高校生活では接客のアルバイトを楽しめるようになっていた。進学した大学は福井県にあり、地元を往復するバイクの道中、峠にいたる国道で雪に降られバイクが進まなくなったことがきっかけでヒッチハイクもするようになった。ひたすら手を上げて、いつか出会える厚意と親切を待つ。そのスリルが楽しく東京への就職活動にもヒッチハイクを使っていた。

大学はバイト三昧の日々。ピザ配達からカニ料理名物旅館の従業員、イベント業スタッフまで、とにかく手当たり次第働いた。とりわけ地ビールレストランのホール係への入れ込みようは、卒業後の就職まで真剣に検討するほど。就職氷河期という言葉はどこ吹く風で、4年生の頃には福井に根をはって生きるイメージが相当具体的になっていた。

が、それを聞いた父が再び動いた。

「社会勉強に海外を見てこい」

「『お前は視野が狭い。世の中は広い、社会勉強に海外を見てこい。就職してもいいが家族を捨てるくらいの気持ちでよく考えろ』と言われました」

家族を大切に考える山崎さんにとって、それは二者択一ではない。当時付き合っていた彼女とは卒業直後の結婚も視野に入れていたが、脳内のレールを撤去するしかなかった。

大学を卒業してから実家に戻り、バイトで海外渡航の資金を貯めること3カ月。同学年が社内研修を終えて配属された部署へ徐々に慣れていっている頃、山崎さんは機上の人となった。ワーキング・ホリデービザが降りるオーストラリアを当面の目標地として、ひとまずはシンガポール空港へ。あても終わりも何もない。父からは「片道切符で行け。骨は拾いに行ってやる」とだけ言われた。

海外を渡り歩いた期間はトータルで1年半になる。それまで日本には一度も戻らず、各地で海外のバックパッカーと部屋をシェアしながらバイトして生活していた。そして、「あの国のあの島が面白いよ」と聞いたらバックパックを担いでその地に向かい、新たなウワサを耳にしたらまた向かう。旅先で出会った人たちの国も訪ねた。最初は言葉もまったくわからなかったが、相手は人だ。頑張って感情や意図を読めばコミュニケーションがとれないことはない。とにかく毎日が刺激的で楽しかったと振り返る。

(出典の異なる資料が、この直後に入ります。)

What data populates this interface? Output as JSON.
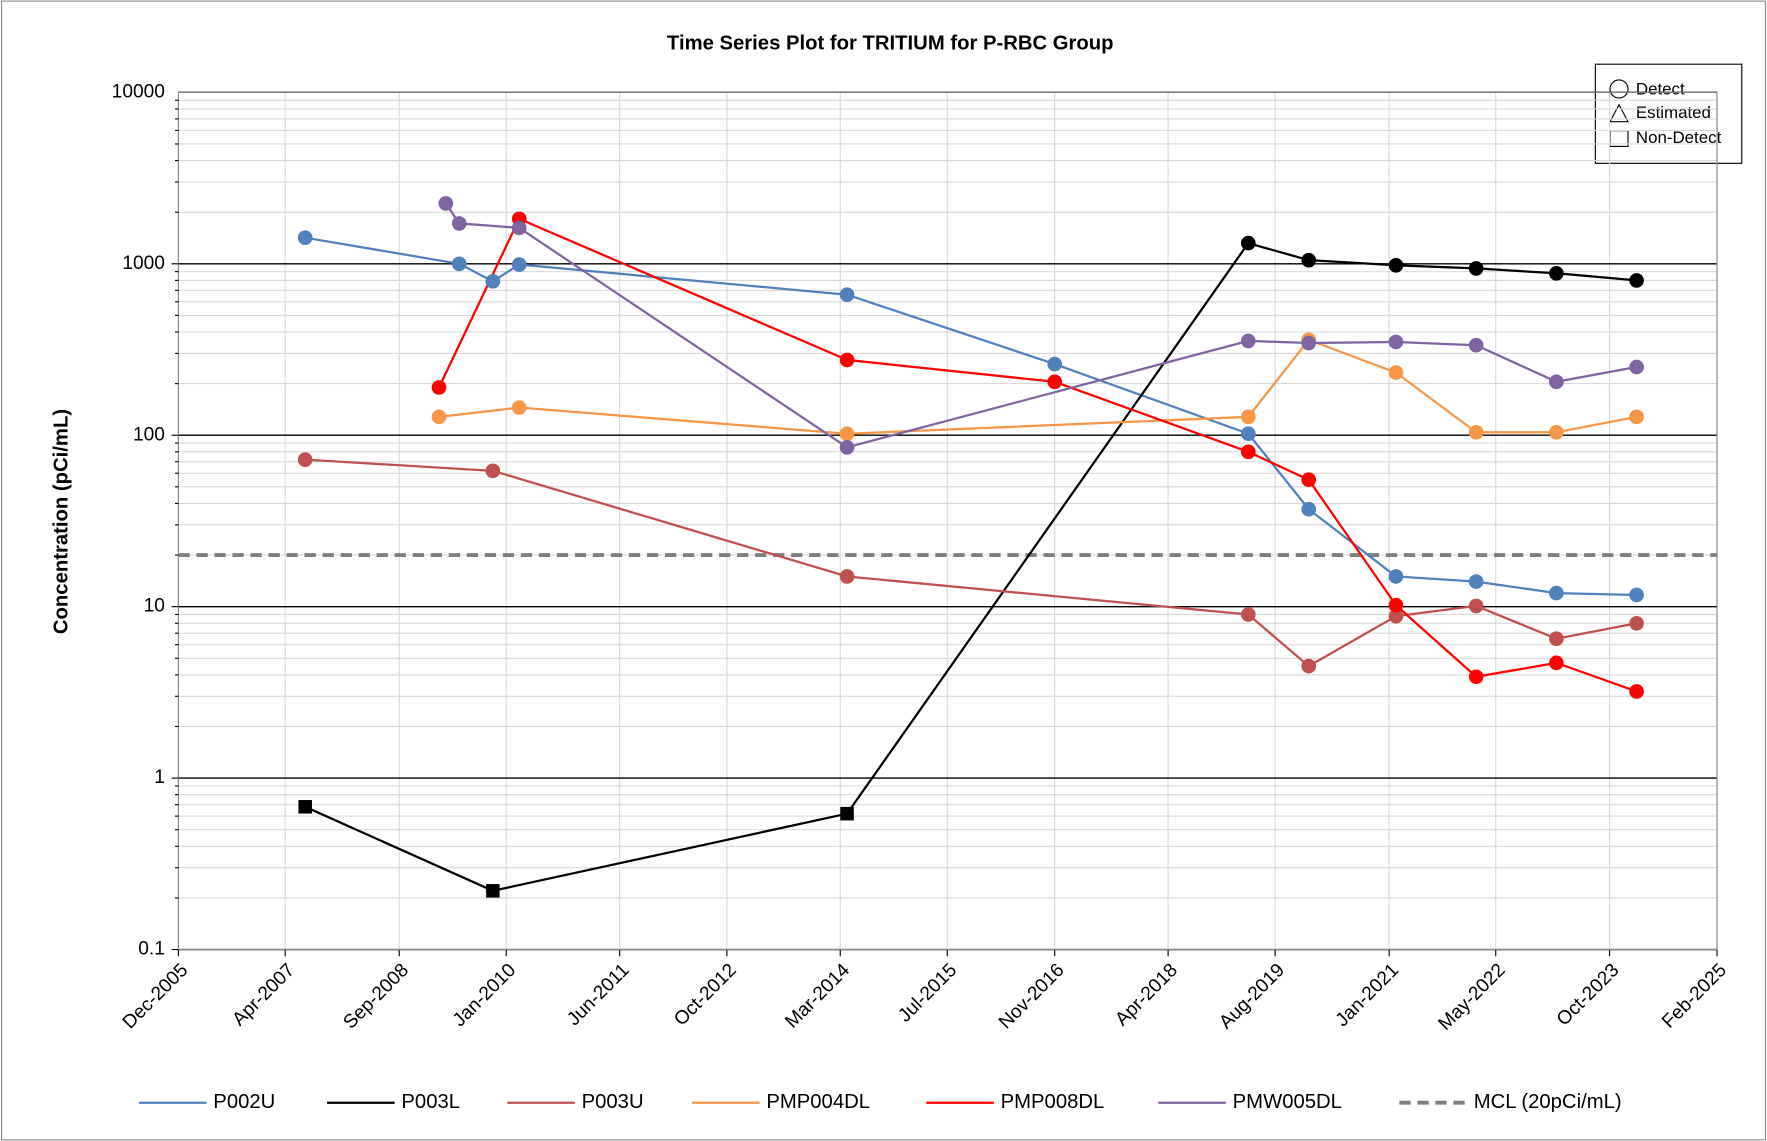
{
  "chart_data": {
    "type": "line",
    "title": "Time Series Plot for TRITIUM for P-RBC Group",
    "ylabel": "Concentration (pCi/mL)",
    "log_y": true,
    "grid": true,
    "xlim": [
      "Dec-2005",
      "Feb-2025"
    ],
    "xticks": [
      "Dec-2005",
      "Apr-2007",
      "Sep-2008",
      "Jan-2010",
      "Jun-2011",
      "Oct-2012",
      "Mar-2014",
      "Jul-2015",
      "Nov-2016",
      "Apr-2018",
      "Aug-2019",
      "Jan-2021",
      "May-2022",
      "Oct-2023",
      "Feb-2025"
    ],
    "ylim": [
      0.1,
      10000
    ],
    "yticks": [
      0.1,
      1,
      10,
      100,
      1000,
      10000
    ],
    "legend": "bottom",
    "marker_legend": [
      "Detect",
      "Estimated",
      "Non-Detect"
    ],
    "series": [
      {
        "name": "P002U",
        "color": "#4f81bd",
        "x": [
          "Jul-2007",
          "Jun-2009",
          "Nov-2009",
          "Mar-2010",
          "Apr-2014",
          "Nov-2016",
          "Apr-2019",
          "Jan-2020",
          "Feb-2021",
          "Feb-2022",
          "Feb-2023",
          "Feb-2024"
        ],
        "values": [
          1420,
          1000,
          790,
          990,
          660,
          260,
          102,
          37,
          15,
          14,
          12,
          11.7
        ]
      },
      {
        "name": "P003L",
        "color": "#000000",
        "x": [
          "Jul-2007",
          "Nov-2009",
          "Apr-2014",
          "Apr-2019",
          "Jan-2020",
          "Feb-2021",
          "Feb-2022",
          "Feb-2023",
          "Feb-2024"
        ],
        "values": [
          0.68,
          0.22,
          0.62,
          1320,
          1050,
          980,
          940,
          880,
          800
        ],
        "markers": [
          "square",
          "square",
          "square",
          "circle",
          "circle",
          "circle",
          "circle",
          "circle",
          "circle"
        ]
      },
      {
        "name": "P003U",
        "color": "#c0504d",
        "x": [
          "Jul-2007",
          "Nov-2009",
          "Apr-2014",
          "Apr-2019",
          "Jan-2020",
          "Feb-2021",
          "Feb-2022",
          "Feb-2023",
          "Feb-2024"
        ],
        "values": [
          72,
          62,
          15,
          9,
          4.5,
          8.8,
          10.1,
          6.5,
          8
        ]
      },
      {
        "name": "PMP004DL",
        "color": "#f79646",
        "x": [
          "Mar-2009",
          "Mar-2010",
          "Apr-2014",
          "Apr-2019",
          "Jan-2020",
          "Feb-2021",
          "Feb-2022",
          "Feb-2023",
          "Feb-2024"
        ],
        "values": [
          128,
          145,
          102,
          128,
          360,
          232,
          104,
          104,
          128
        ]
      },
      {
        "name": "PMP008DL",
        "color": "#ff0000",
        "x": [
          "Mar-2009",
          "Mar-2010",
          "Apr-2014",
          "Nov-2016",
          "Apr-2019",
          "Jan-2020",
          "Feb-2021",
          "Feb-2022",
          "Feb-2023",
          "Feb-2024"
        ],
        "values": [
          190,
          1830,
          275,
          205,
          80,
          55,
          10.2,
          3.9,
          4.7,
          3.2
        ]
      },
      {
        "name": "PMW005DL",
        "color": "#8064a2",
        "x": [
          "Apr-2009",
          "Jun-2009",
          "Mar-2010",
          "Apr-2014",
          "Apr-2019",
          "Jan-2020",
          "Feb-2021",
          "Feb-2022",
          "Feb-2023",
          "Feb-2024"
        ],
        "values": [
          2250,
          1720,
          1620,
          85,
          355,
          345,
          350,
          335,
          205,
          250
        ]
      }
    ],
    "reference_line": {
      "name": "MCL (20pCi/mL)",
      "value": 20,
      "color": "#7f7f7f"
    }
  }
}
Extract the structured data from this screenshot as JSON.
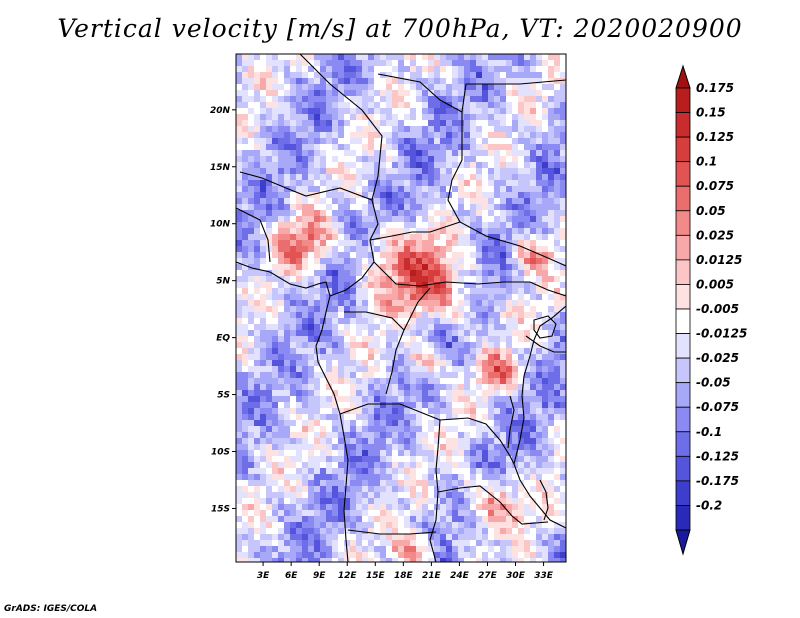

「ずっとおカネはなかったですけど、それでも楽しめるのが人なんですよね。逆に、人がいないと旅は成立しないかもしれない。だから本当に楽しかったし、不安も何も感じなかったですね」

当初は3カ月程度で帰国するつもりだったが、遠距離を続けるうちに彼女に愛想を尽かされてしまった。するともう日本に急いで戻らなくてはならない理由はない。これまで培ったどこでも生きていける能力への自信もあった。スリルと新鮮なコミュニケーションが続く毎日が楽しく、いっそ定住しようと思ったこともあった。